Researchers at Aston University in the UK have teamed up with a traffic engineering consultancy to develop technology to capture information on road conditions.

The goal is to improve roads, resulting in reduced emissions and fewer accidents, as well as saving money for local government.

The research team and Smart Transport Hub will work together in a knowledge transfer partnership (KTP) to capture highway asset information and road conditions using hardware integrated with machine vision and machine learning to analyse camera feeds in real time and relay information to highway contractors.

KTPs, funded by Innovate UK (www.ukri.org/councils/innovate-uk), are collaborations between a business, a university and a qualified research associate. The UK-wide programme helps businesses to improve their competitiveness and productivity through the better use of knowledge, technology and skills. Aston University is a KTP provider, ranked first for project quality and joint first for the volume of active projects.

This technology should improve road network conditions and traffic management, enhance highway maintenance operations by enabling timely repairs, and increase productivity while reducing costs through automated surveys over larger geographic areas instead of manual site-specific surveys. It should also lead to better traffic conditions and improved health and safety, resulting in fewer accidents, as well as reduced emissions and lower pollution levels.

By combining academic and industry expertise, the KTP aims to create world-first mobile technology for real-time traffic monitoring that can function in busy city environments and in all weather conditions.

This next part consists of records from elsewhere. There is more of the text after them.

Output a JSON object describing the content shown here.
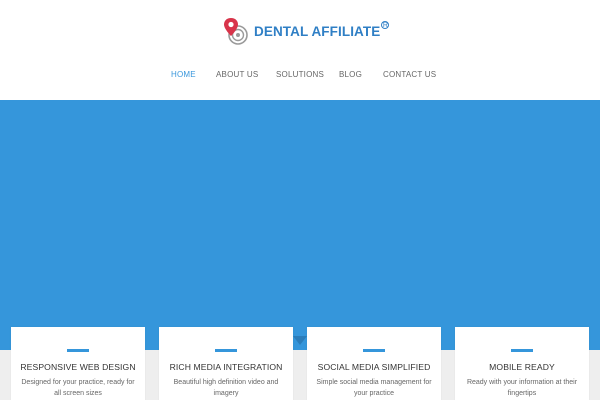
{
  "brand": {
    "name": "DENTAL AFFILIATE",
    "registered": "R",
    "colors": {
      "primary": "#2f7fc5",
      "accent": "#d8344a"
    }
  },
  "nav": {
    "items": [
      {
        "label": "HOME",
        "active": true
      },
      {
        "label": "ABOUT US",
        "active": false
      },
      {
        "label": "SOLUTIONS",
        "active": false
      },
      {
        "label": "BLOG",
        "active": false
      },
      {
        "label": "CONTACT US",
        "active": false
      }
    ]
  },
  "hero": {
    "background": "#3596db"
  },
  "features": [
    {
      "title": "RESPONSIVE WEB DESIGN",
      "description": "Designed for your practice, ready for all screen sizes"
    },
    {
      "title": "RICH MEDIA INTEGRATION",
      "description": "Beautiful high definition video and imagery"
    },
    {
      "title": "SOCIAL MEDIA SIMPLIFIED",
      "description": "Simple social media management for your practice"
    },
    {
      "title": "MOBILE READY",
      "description": "Ready with your information at their fingertips"
    }
  ]
}
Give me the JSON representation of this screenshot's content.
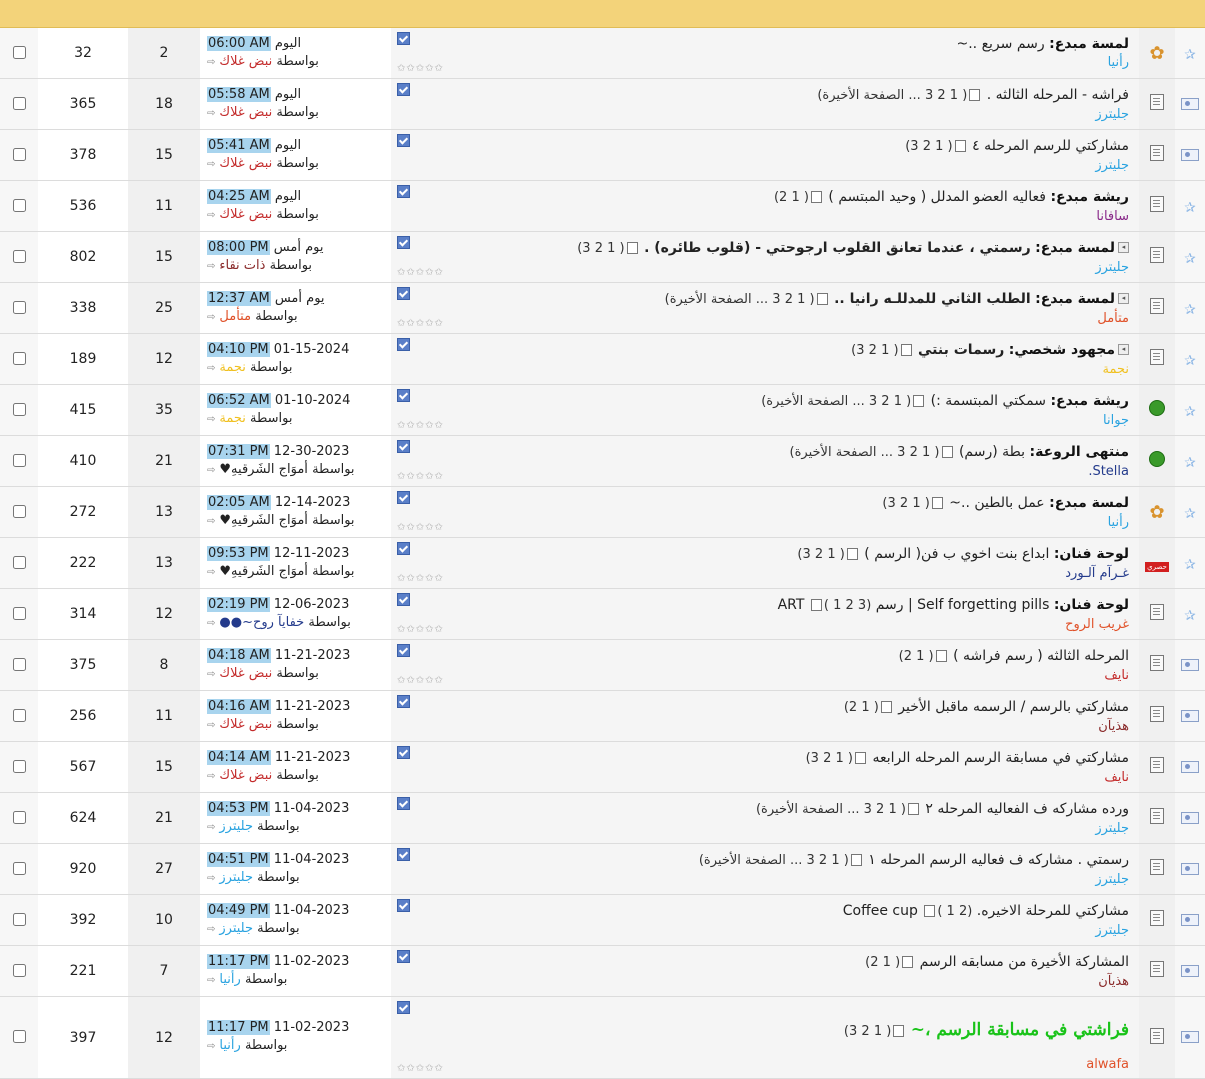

“Aston University is right at the forefront of research in AI and deep learning for traffic simulation,” said Nicola Mastini, principal consultant at Smart Transport Hub (www.smartransport.co.uk). “The KTP gives us a unique opportunity to integrate some of that knowledge and use this as a basis for upscaling our team, boosting our productivity and developing a very unique and attractive commercial product.”

Maria Chli, reader in applied AI and robotics at Aston University, added: “Developing a smart mobile traffic monitoring and management system that harvests data from multiple vehicles and updates our traffic simulator is going to require a lot of innovation. We have the expertise to share with Smart Transport Hub, and together with their unique data-driven approach, I’m excited about the benefits we can bring to the transport sector.”

Aston University (www.aston.ac.uk) has a reputation for developing AI that is directly applicable to addressing smart cities’ challenges. The KTP project’s academic team is a specialist in traffic signal control using AI, and works at the forefront of AI-driven, accurate traffic simulation and traffic actor modelling. The team will draw heavily on the Aston simulation model, Traffic 3D, to deliver the project using its broader capabilities in machine learning, deep reinforcement learning, object detection and action recognition.